In 2012, Paul Piff, a psychology professor at Berkeley’s School of Social Ecology (Social Ecology? Puleeez!), conducted some experiments and then published a paper on them. The title of the paper nicely sums up the experiments’ results: “Higher Social Class Predicts Increased Unethical Behavior”.
Three other social psychologists, from the University of Chicago and Northwestern University, intrigued by Piff’s findings, conducted follow-up experiments, whose results were recently published, which indicated that the poor were just as likely to behave unethically as the rich. The difference was that while the unethical behavior of the rich tended to benefit the rich themselves, the unethical behavior of the poor generally was for the benefit of others.
Here is the abstract of the Illinois professors’ paper:
Are the rich more unethical than the poor? To answer this question, the current research introduces a key conceptual distinction between selfish and unethical behavior. Based on this distinction, the current article offers 2 novel findings that illuminate the relationship between social class and unethical behavior. First, the effects of social class on unethical behavior are not invariant; rather, the effects of social class are moderated by whether unethical behavior benefits the self or others. Replicating past work, social class positively predicted unethical behavior; however, this relationship was only observed when that behavior was self-beneficial. When unethical behavior was performed to benefit others, social class negatively predicted unethical behavior; lower class individuals were more likely than upper class individuals to engage in unethical behavior. Overall, social class predicts people’s tendency to behave selfishly, rather than predicting unethical behavior per se. Second, individuals’ sense of power drove the effects of social class on unethical behavior. Evidence for this relationship was provided in three forms. First, income, but not education level, predicted unethical behavior. Second, feelings of power mediated the effect of social class on unethical behavior, but feelings of status did not. Third, two distinct manipulations of power produced the same moderation by self-versus-other beneficiary as was found with social class. The current theoretical framework and data both synthesize and help to explain a range of findings in the social class and power literatures.
(My italics. Fairly free of jargon – except for the last sentence, in which the collective noun “literature” is supplied with a superfluous plural “s”. . . just in case. I have encountered the word “musics” too.)
The basic conclusion that these social psychologists drew from their experiments is that somehow (and that is the question they are puzzling over) because they are rich, the rich are more unethical (Piff) and more selfish (the boys from Illinois). They wonder, how has the possession of wealth encouraged these anti-social traits?
Is not it obvious that it is because they are more unethical and selfish that the rich are rich?

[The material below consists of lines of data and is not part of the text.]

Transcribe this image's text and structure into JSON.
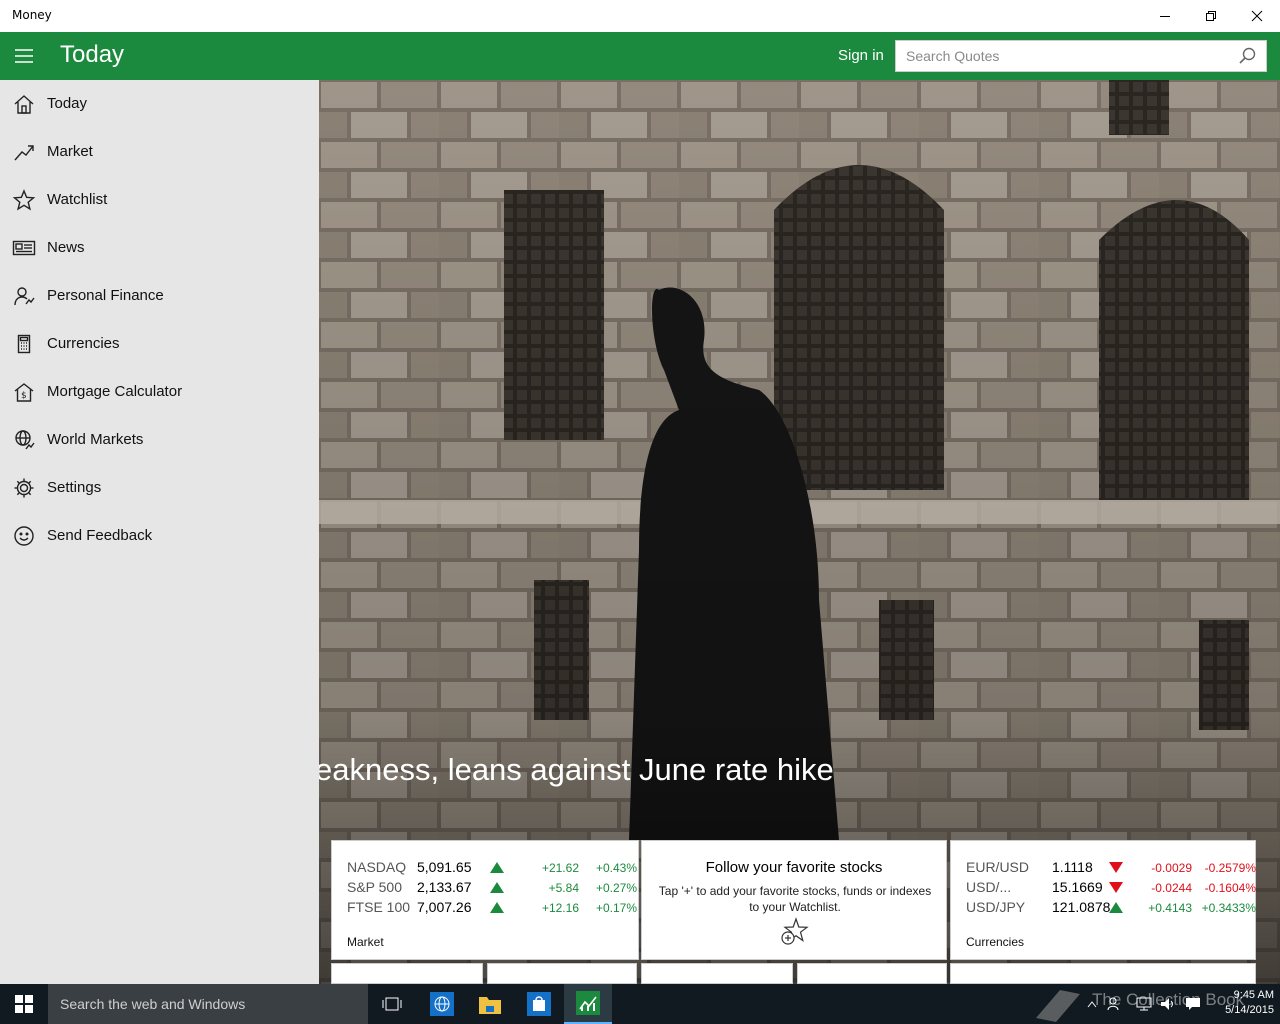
{
  "window": {
    "title": "Money",
    "controls": [
      "minimize",
      "restore",
      "close"
    ]
  },
  "appbar": {
    "page_title": "Today",
    "sign_in": "Sign in",
    "search_placeholder": "Search Quotes"
  },
  "nav": {
    "items": [
      {
        "label": "Today",
        "icon": "home-icon"
      },
      {
        "label": "Market",
        "icon": "trend-icon"
      },
      {
        "label": "Watchlist",
        "icon": "star-icon"
      },
      {
        "label": "News",
        "icon": "news-icon"
      },
      {
        "label": "Personal Finance",
        "icon": "personal-finance-icon"
      },
      {
        "label": "Currencies",
        "icon": "calculator-icon"
      },
      {
        "label": "Mortgage Calculator",
        "icon": "mortgage-icon"
      },
      {
        "label": "World Markets",
        "icon": "globe-icon"
      },
      {
        "label": "Settings",
        "icon": "gear-icon"
      },
      {
        "label": "Send Feedback",
        "icon": "smiley-icon"
      }
    ]
  },
  "hero": {
    "headline": "eakness, leans against June rate hike"
  },
  "market_tile": {
    "label": "Market",
    "rows": [
      {
        "name": "NASDAQ",
        "value": "5,091.65",
        "dir": "up",
        "change": "+21.62",
        "pct": "+0.43%"
      },
      {
        "name": "S&P 500",
        "value": "2,133.67",
        "dir": "up",
        "change": "+5.84",
        "pct": "+0.27%"
      },
      {
        "name": "FTSE 100",
        "value": "7,007.26",
        "dir": "up",
        "change": "+12.16",
        "pct": "+0.17%"
      }
    ]
  },
  "follow_tile": {
    "title": "Follow your favorite stocks",
    "description": "Tap '+' to add your favorite stocks, funds or indexes to your Watchlist."
  },
  "currencies_tile": {
    "label": "Currencies",
    "rows": [
      {
        "name": "EUR/USD",
        "value": "1.1118",
        "dir": "down",
        "change": "-0.0029",
        "pct": "-0.2579%"
      },
      {
        "name": "USD/...",
        "value": "15.1669",
        "dir": "down",
        "change": "-0.0244",
        "pct": "-0.1604%"
      },
      {
        "name": "USD/JPY",
        "value": "121.0878",
        "dir": "up",
        "change": "+0.4143",
        "pct": "+0.3433%"
      }
    ]
  },
  "taskbar": {
    "search_text": "Search the web and Windows",
    "time": "9:45 AM",
    "date": "5/14/2015",
    "watermark": "The Collection Book"
  },
  "colors": {
    "accent": "#1c8a3e",
    "nav_bg": "#e6e6e6",
    "up": "#1c8a3e",
    "down": "#e0101a"
  }
}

Let’s imagine a psychological experiment with rats. A bunch of rats in a cage are fed from a communal dish. Certain rats are more aggressive than others and they consistently get to eat more than do other, less aggressive, rats. Consequently, the more aggressive rats are fatter than the less aggressive ones. The scientists conducting the experiment come to the conclusion that being fatter makes rats more aggressive. Why is that? they wonder. One can only hope, for their sakes, that they already have tenure.
What the rich-are-selfish-and-poor-are-unselfish experiments prove is nothing more than common sense. If you’re a selfish person, you are more likely to accumulate wealth than if you are an unselfish person. Sure, there are exceptions. An unselfish person with special skills or special luck can become wealthy, just as a selfish person who is inept or unlucky can be poor. (An aggressive rat which is slow on its feet might get to the food late and an unaggressive rat which has worked out a better route to the food might get to it sooner.) However, the overall results of the experiments speak for themselves.
So, here is the question: Why did the social psychologists deliberately, or as a knee-jerk reaction, completely ignore the possibility that the degree of selfishness of the subjects of their experiments might not have been an effect of their economic class, but instead might have been a difference in personalities, in traits developed from childhood (nurture) or even earlier (nature)?
I don’t have a clear answer. I suspect it has something to do with politics (ingrained capitalism), political correctness (one can’t go around saying some people are innately selfish and some innately unselfish) and the classic difficulty in drawing conclusions about observed phenomena, which must be especially troublesome in the area of psychology, in which the observer is nothing less than another specimen of the observed.